Adana İl Sağlık Müdürlüğünden yapılan açıklamada, Dünya Sağlık Örgütü verilerine göre 2008 yılında 57 milyon kişinin öldüğü ve tüm ölümlerin yüzde 63’ünün bulaşıcı olmayan hastalıklar sonucunda meydana geldiği belirtildi. Dünyada her 3 kişiden 2’sinin bulaşıcı olmayan hastalık nedeniyle hayatını kaybettiği vurgulanan açıklamada, bulaşıcı olmayan hastalıklar içerisinde ise her 3 kişiden birinin ( 17.3 milyon kişi ) kalp ve damar hastalıklar nedeniyle öldüğü, bu ölümlerin 7.3 milyonunun kalp krizine bağlı olduğu kaydedildi.

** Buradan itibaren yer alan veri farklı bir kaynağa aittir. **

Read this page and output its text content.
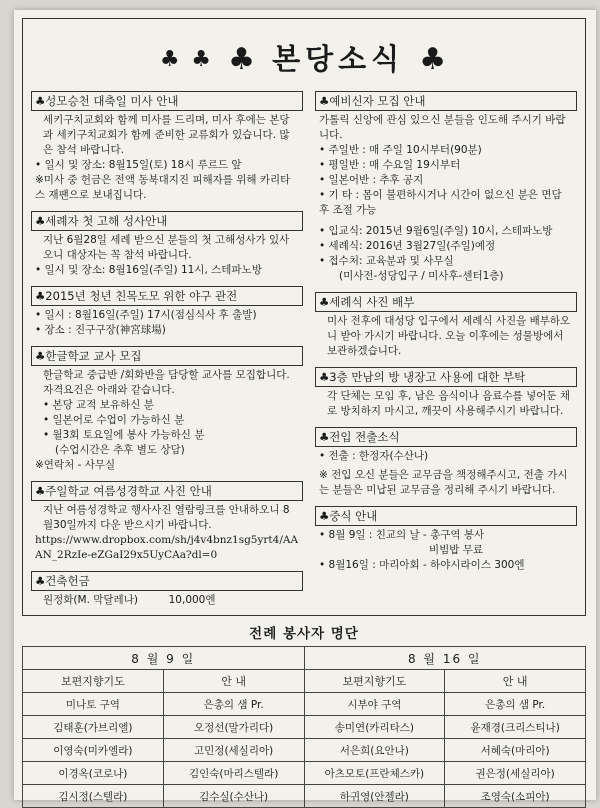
♣ ♣ ♣ 본당소식 ♣
♣성모승천 대축일 미사 안내

세키구치교회와 함께 미사를 드리며, 미사 후에는 본당과 세키구치교회가 함께 준비한 교류회가 있습니다. 많은 참석 바랍니다.

• 일시 및 장소: 8월15일(토) 18시 루르드 앞

※미사 중 헌금은 전액 동북대지진 피해자를 위해 카리타스 재팬으로 보내집니다.

♣세례자 첫 고해 성사안내

지난 6월28일 세례 받으신 분들의 첫 고해성사가 있사오니 대상자는 꼭 참석 바랍니다.

• 일시 및 장소: 8월16일(주일) 11시, 스테파노방

♣2015년 청년 친목도모 위한 야구 관전

• 일시 : 8월16일(주일) 17시(점심식사 후 출발)

• 장소 : 진구구장(神宮球場)

♣한글학교 교사 모집

한글학교 중급반 /회화반을 담당할 교사를 모집합니다. 자격요건은 아래와 같습니다.

• 본당 교적 보유하신 분

• 일본어로 수업이 가능하신 분

• 월3회 토요일에 봉사 가능하신 분

(수업시간은 추후 별도 상담)

※연락처 - 사무실

♣주일학교 여름성경학교 사진 안내

지난 여름성경학교 행사사진 열람링크를 안내하오니 8월30일까지 다운 받으시기 바랍니다.

https://www.dropbox.com/sh/j4v4bnz1sg5yrt4/AAAN_2RzIe-eZGaI29x5UyCAa?dl=0

♣건축헌금

원정화(M. 막달레나)	10,000엔

♣예비신자 모집 안내

가톨릭 신앙에 관심 있으신 분들을 인도해 주시기 바랍니다.

• 주일반 : 매 주일 10시부터(90분)

• 평일반 : 매 수요일 19시부터

• 일본어반 : 추후 공지

• 기 타 : 몸이 불편하시거나 시간이 없으신 분은 면담 후 조절 가능

• 입교식: 2015년 9월6일(주일) 10시, 스테파노방

• 세례식: 2016년 3월27일(주일)예정

• 접수처: 교육분과 및 사무실

(미사전-성당입구 / 미사후-센터1층)

♣세례식 사진 배부

미사 전후에 대성당 입구에서 세례식 사진을 배부하오니 받아 가시기 바랍니다. 오늘 이후에는 성물방에서 보관하겠습니다.

♣3층 만남의 방 냉장고 사용에 대한 부탁

각 단체는 모임 후, 남은 음식이나 음료수를 넣어둔 채로 방치하지 마시고, 깨끗이 사용해주시기 바랍니다.

♣전입 전출소식

• 전출 : 한정자(수산나)

※ 전입 오신 분들은 교무금을 책정해주시고, 전출 가시는 분들은 미납된 교무금을 정리해 주시기 바랍니다.

♣중식 안내

• 8월 9일 : 친교의 날 - 총구역 봉사

비빔밥 무료

• 8월16일 : 마리아회 - 하야시라이스 300엔

전례 봉사자 명단
8 월 9 일		8 월 16 일	
보편지향기도	안 내	보편지향기도	안 내
미나토 구역	은총의 샘 Pr.	시부야 구역	은총의 샘 Pr.
김태훈(가브리엘)	오정선(말가리다)	송미연(카리타스)	윤재경(크리스티나)
이영숙(미카엘라)	고민정(세실리아)	서은희(요안나)	서혜숙(마리아)
이경옥(코로나)	김인숙(마리스텔라)	아츠모토(프란체스카)	권은정(세실리아)
김시정(스텔라)	김수실(수산나)	하귀영(안젤라)	조영숙(소피아)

Beklenilenin aksine ölümlerin yüzde 80’inin iyi gelir düzeyi olan ülkelerde değil, düşük ve orta gelir düzeyinde yer alan ülkelerde gerçekleştiğine dikkat çekilen açıklamada, "Kadınlarda risk düzeyi erken yaşlarda daha düşük iken, yaşın ilerlemesi ile risk artmakta ve hastalıktan kadınlar ve erkeklerde eşit olarak etkilenmektedir. Kalp ve damar hastalıklarına bağlı ölümlerin artarak, 2030 yılında 23,3 milyona ulaşacağı tahmin edilmektedir. Ülkemizde 2013 yılında ölen her 5 kişiden ikisinin kalp-damar hastalığına bağlı nedenlerden öldüğü görülmektedir" denildi.

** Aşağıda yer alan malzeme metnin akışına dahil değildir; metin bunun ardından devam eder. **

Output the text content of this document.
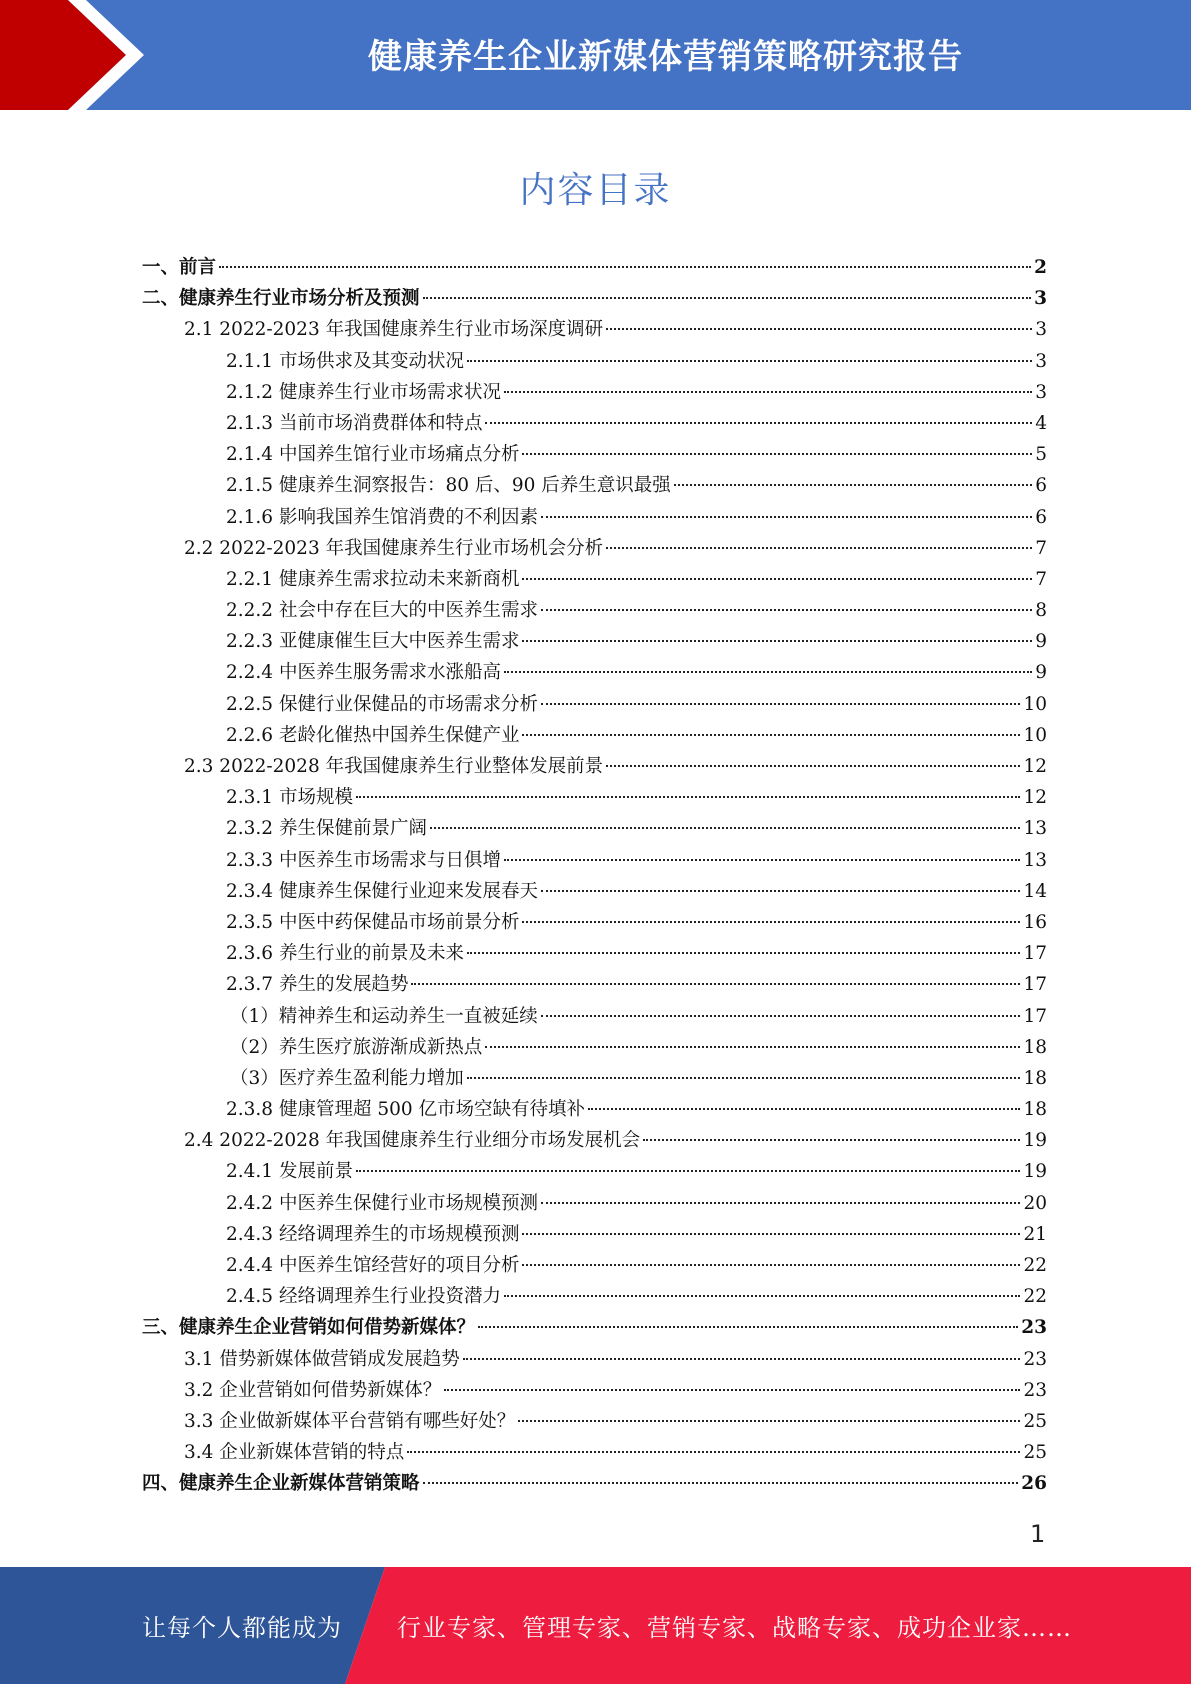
健康养生企业新媒体营销策略研究报告
内容目录
一、前言	2
二、健康养生行业市场分析及预测	3
2.1 2022-2023 年我国健康养生行业市场深度调研	3
2.1.1 市场供求及其变动状况	3
2.1.2 健康养生行业市场需求状况	3
2.1.3 当前市场消费群体和特点	4
2.1.4 中国养生馆行业市场痛点分析	5
2.1.5 健康养生洞察报告：80 后、90 后养生意识最强	6
2.1.6 影响我国养生馆消费的不利因素	6
2.2 2022-2023 年我国健康养生行业市场机会分析	7
2.2.1 健康养生需求拉动未来新商机	7
2.2.2 社会中存在巨大的中医养生需求	8
2.2.3 亚健康催生巨大中医养生需求	9
2.2.4 中医养生服务需求水涨船高	9
2.2.5 保健行业保健品的市场需求分析	10
2.2.6 老龄化催热中国养生保健产业	10
2.3 2022-2028 年我国健康养生行业整体发展前景	12
2.3.1 市场规模	12
2.3.2 养生保健前景广阔	13
2.3.3 中医养生市场需求与日俱增	13
2.3.4 健康养生保健行业迎来发展春天	14
2.3.5 中医中药保健品市场前景分析	16
2.3.6 养生行业的前景及未来	17
2.3.7 养生的发展趋势	17
（1）精神养生和运动养生一直被延续	17
（2）养生医疗旅游渐成新热点	18
（3）医疗养生盈利能力增加	18
2.3.8 健康管理超 500 亿市场空缺有待填补	18
2.4 2022-2028 年我国健康养生行业细分市场发展机会	19
2.4.1 发展前景	19
2.4.2 中医养生保健行业市场规模预测	20
2.4.3 经络调理养生的市场规模预测	21
2.4.4 中医养生馆经营好的项目分析	22
2.4.5 经络调理养生行业投资潜力	22
三、健康养生企业营销如何借势新媒体？	23
3.1 借势新媒体做营销成发展趋势	23
3.2 企业营销如何借势新媒体？	23
3.3 企业做新媒体平台营销有哪些好处？	25
3.4 企业新媒体营销的特点	25
四、健康养生企业新媒体营销策略	26
1
让每个人都能成为 行业专家、管理专家、营销专家、战略专家、成功企业家……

Davranışsal risk faktörlerinin koroner kalp hastalığının yüzde 80’inden sorumlu olduğu Kardiyovasküler hastalıkların çoğunun risk faktörleriyle mücadele edilerek engellenebildiği belirtilen açıklamada şu ifadelere yer verildi:
"Kalp hastalıkları için davranışsal risk faktörleri, sağlıksız beslenme, yetersiz fiziksel aktivite, tütün kullanımı ve alkol kullanımı yer almaktadır. Sağlıksız beslenme ve yetersiz fiziksel aktivite sonucunda bireylerde kan basıncında yükselme, kan şekeri yüksekliği, kan lipidleri yükselme, fazla kilo ve obezite görülür. Tütün kullanımının bırakılması, diyette tuz kısıtlaması, sebze-meyve tüketilmesi, düzenli fiziksel aktivite, alkolün zararlı kullanımından kaçınılmasının kardiyovasküler hastalık riskini azalttığı gösterilmiştir. Ayrıca hipertansiyon, diyabet ve yüksek kan lipidlerinin tedavisi de kardiyovasküler riski azaltır."

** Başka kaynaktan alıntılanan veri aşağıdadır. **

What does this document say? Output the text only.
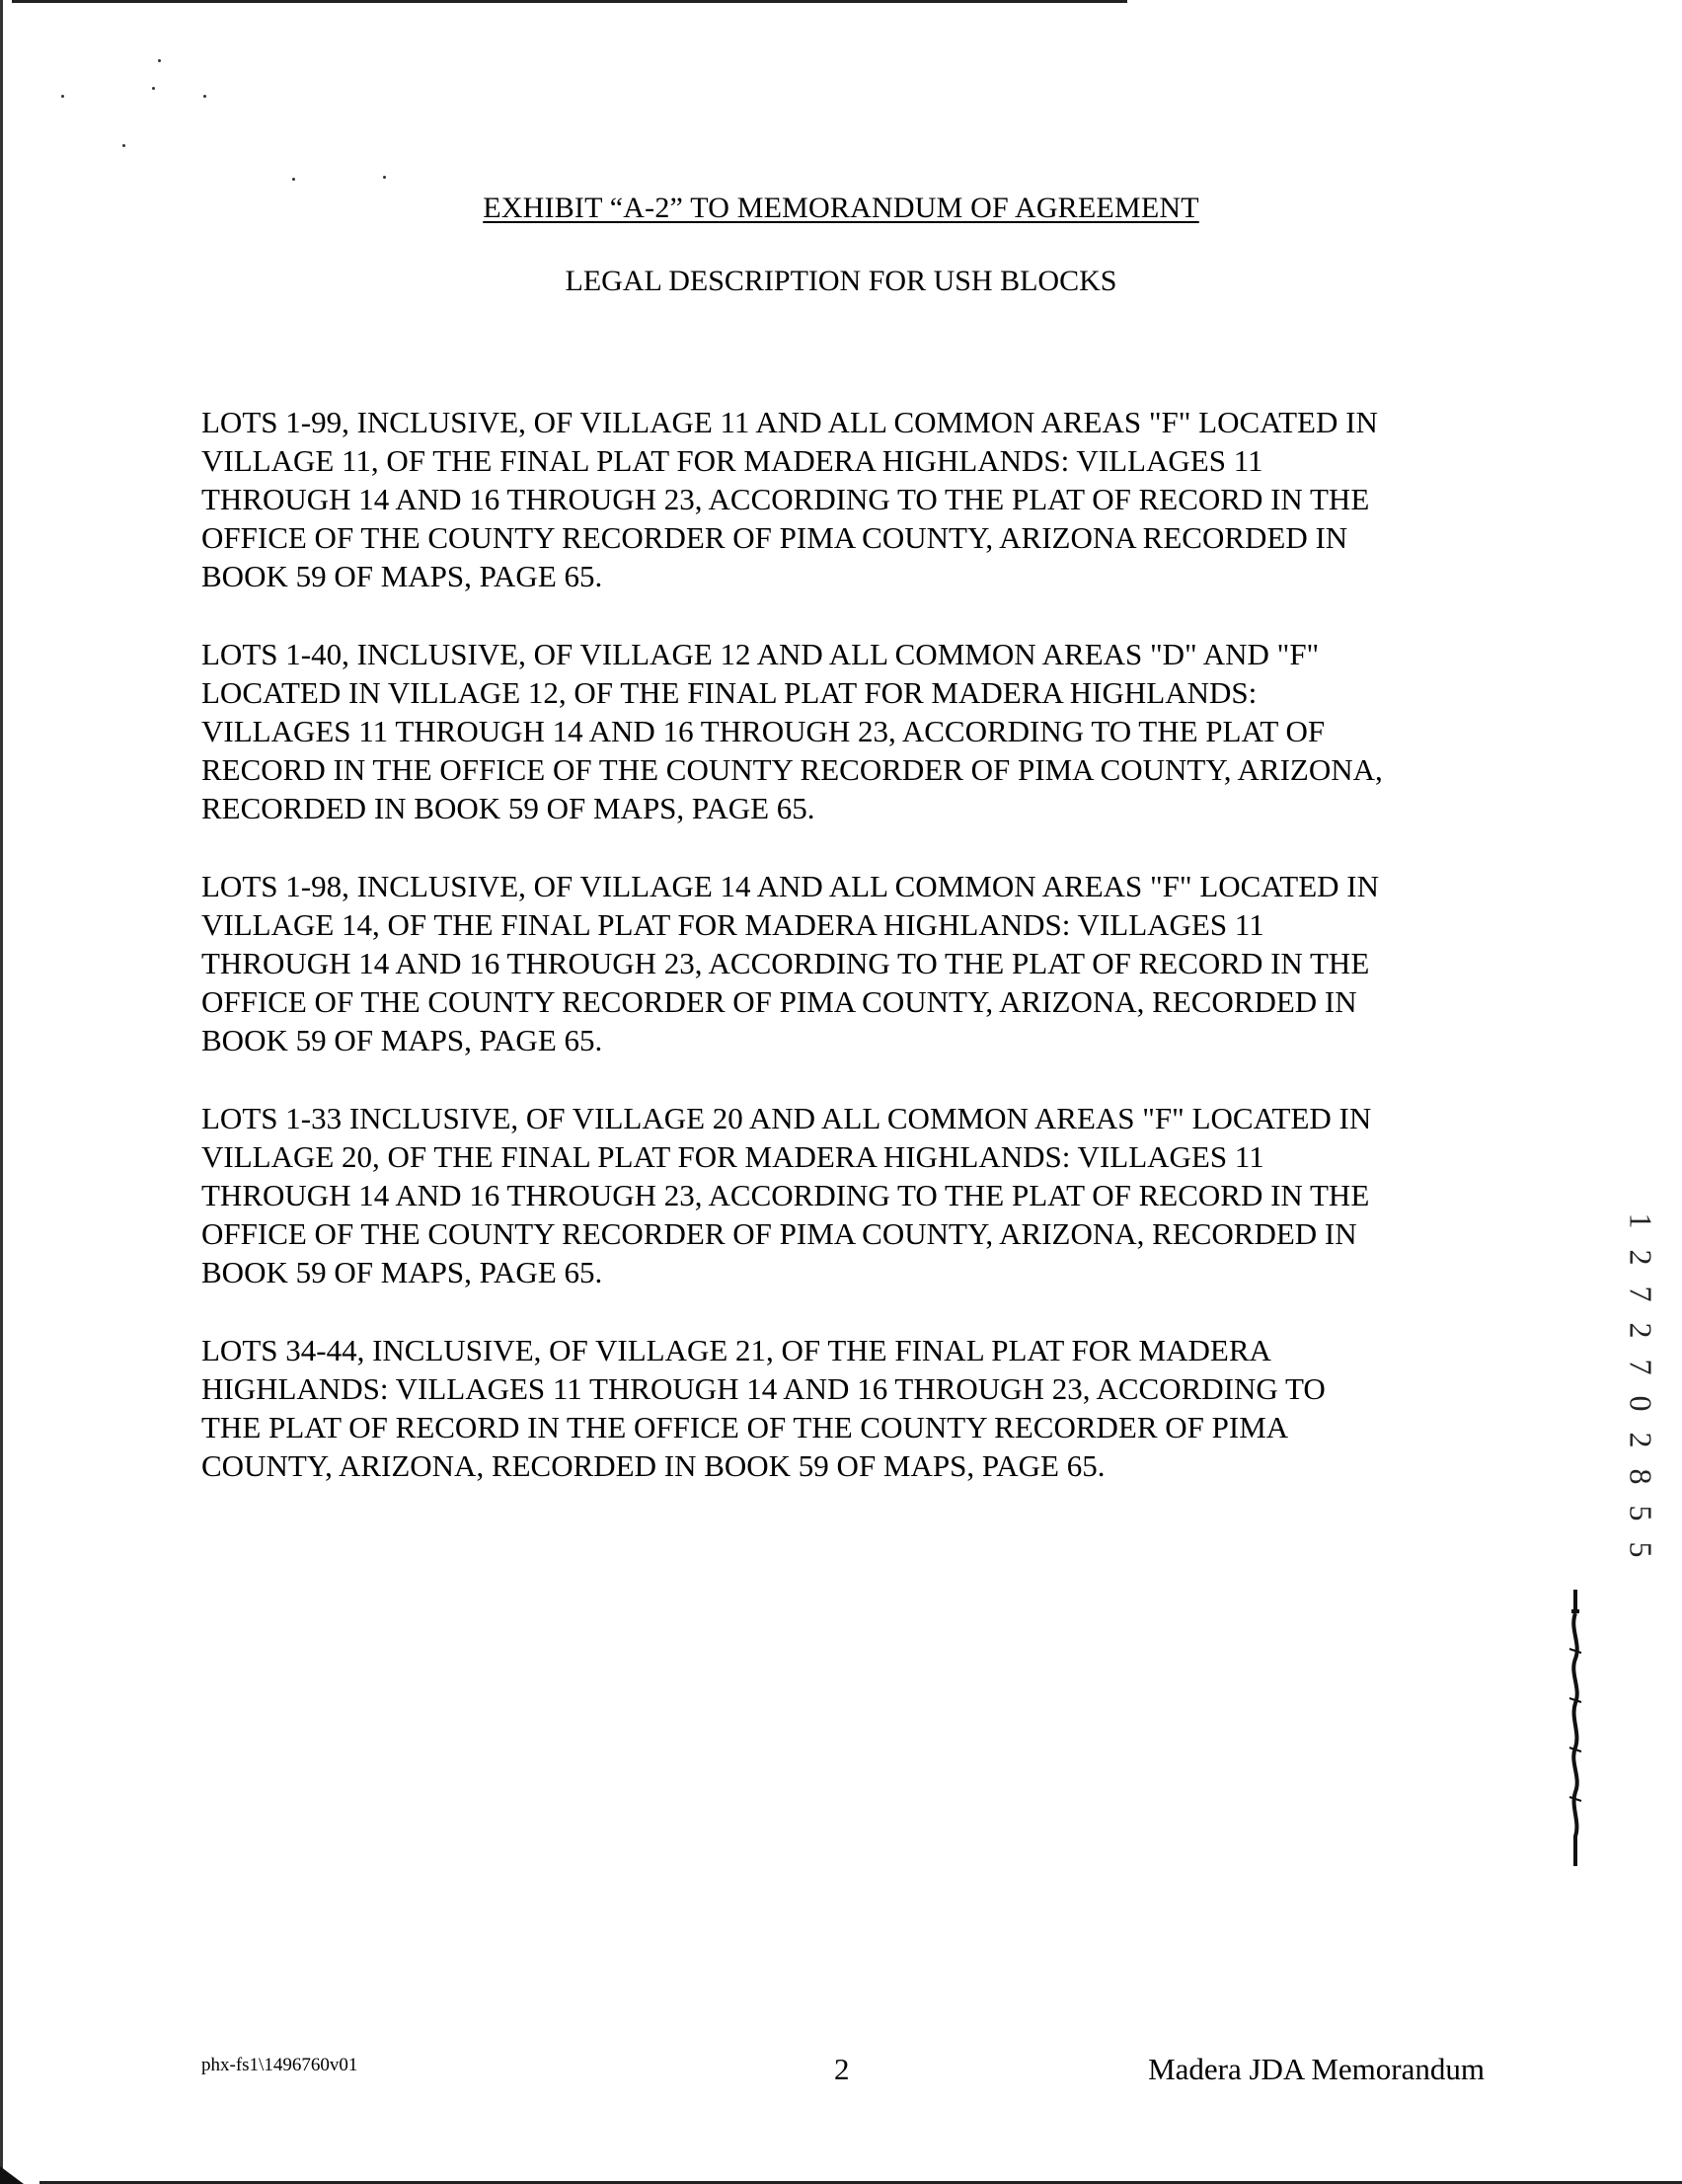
EXHIBIT “A-2” TO MEMORANDUM OF AGREEMENT
LEGAL DESCRIPTION FOR USH BLOCKS

LOTS 1-99, INCLUSIVE, OF VILLAGE 11 AND ALL COMMON AREAS "F" LOCATED IN
VILLAGE 11, OF THE FINAL PLAT FOR MADERA HIGHLANDS: VILLAGES 11
THROUGH 14 AND 16 THROUGH 23, ACCORDING TO THE PLAT OF RECORD IN THE
OFFICE OF THE COUNTY RECORDER OF PIMA COUNTY, ARIZONA RECORDED IN
BOOK 59 OF MAPS, PAGE 65.

LOTS 1-40, INCLUSIVE, OF VILLAGE 12 AND ALL COMMON AREAS "D" AND "F"
LOCATED IN VILLAGE 12, OF THE FINAL PLAT FOR MADERA HIGHLANDS:
VILLAGES 11 THROUGH 14 AND 16 THROUGH 23, ACCORDING TO THE PLAT OF
RECORD IN THE OFFICE OF THE COUNTY RECORDER OF PIMA COUNTY, ARIZONA,
RECORDED IN BOOK 59 OF MAPS, PAGE 65.

LOTS 1-98, INCLUSIVE, OF VILLAGE 14 AND ALL COMMON AREAS "F" LOCATED IN
VILLAGE 14, OF THE FINAL PLAT FOR MADERA HIGHLANDS: VILLAGES 11
THROUGH 14 AND 16 THROUGH 23, ACCORDING TO THE PLAT OF RECORD IN THE
OFFICE OF THE COUNTY RECORDER OF PIMA COUNTY, ARIZONA, RECORDED IN
BOOK 59 OF MAPS, PAGE 65.

LOTS 1-33 INCLUSIVE, OF VILLAGE 20 AND ALL COMMON AREAS "F" LOCATED IN
VILLAGE 20, OF THE FINAL PLAT FOR MADERA HIGHLANDS: VILLAGES 11
THROUGH 14 AND 16 THROUGH 23, ACCORDING TO THE PLAT OF RECORD IN THE
OFFICE OF THE COUNTY RECORDER OF PIMA COUNTY, ARIZONA, RECORDED IN
BOOK 59 OF MAPS, PAGE 65.

LOTS 34-44, INCLUSIVE, OF VILLAGE 21, OF THE FINAL PLAT FOR MADERA
HIGHLANDS: VILLAGES 11 THROUGH 14 AND 16 THROUGH 23, ACCORDING TO
THE PLAT OF RECORD IN THE OFFICE OF THE COUNTY RECORDER OF PIMA
COUNTY, ARIZONA, RECORDED IN BOOK 59 OF MAPS, PAGE 65.

1
2
7
2
7
0
2
8
5
5
phx-fs1\1496760v01	2	Madera JDA Memorandum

Sosyal ekonomik faktörler ve kültürel değişikliklerin (küreselleşme, şehirleşme) toplumun yaşlanması, stres ve herediter faktörlerin kardiyovasküler hastalıkların diğer belirleyicileri olduğuna dikkat çekilen açıklamada şöyle denildi:
"30 yaş üstü her birey için kardiyovasküler riskin hesaplanması ve varsa davranışsal risk faktörlerine uygun müdahaleler ile kalp krizi, inme, kalp yetmezliği ve diğer komplikasyonların gelişmesini önleyebilecek tedbirlerin alınması önerilir. Her bir bireyin kalp ve damar hastalıklarına yol açan davranışsal risk faktörleri ile ilgili farkındalığının artırılması ve hasta olmamak için riskli davranışlarını olumlu davranışlara değiştirmesi için teşvik edilmesi, sağlıklı kalmak ve kalp ve damar hastalığına yakalanma riskinden uzak durmak için sağlıklı beslenmek, yeterli sebze-meyve tüketmek, diyetimizdeki tuz, şeker ve yağ miktarını azalmak, düzenli fiziksel aktivite yapmak gerekmektedir.
Her gün en az 30 dakika süreyle yapılan düzenli fiziksel aktivite kalp sağlığını sürdürmeye yardım eder.
Kalp sağlığımız için düzenli fiziksel aktivite yapmalı, tütün ve tütün ürünleri, alkol kullanmamalı, kardiyovasküler riskimizi (kilolu veya obez olup olmadığımızı, kan basıncımızı, kan şekerimizi ve kan lipidlerimizi) öğrenmeli, hekim tavsiyelerine uymalıyız."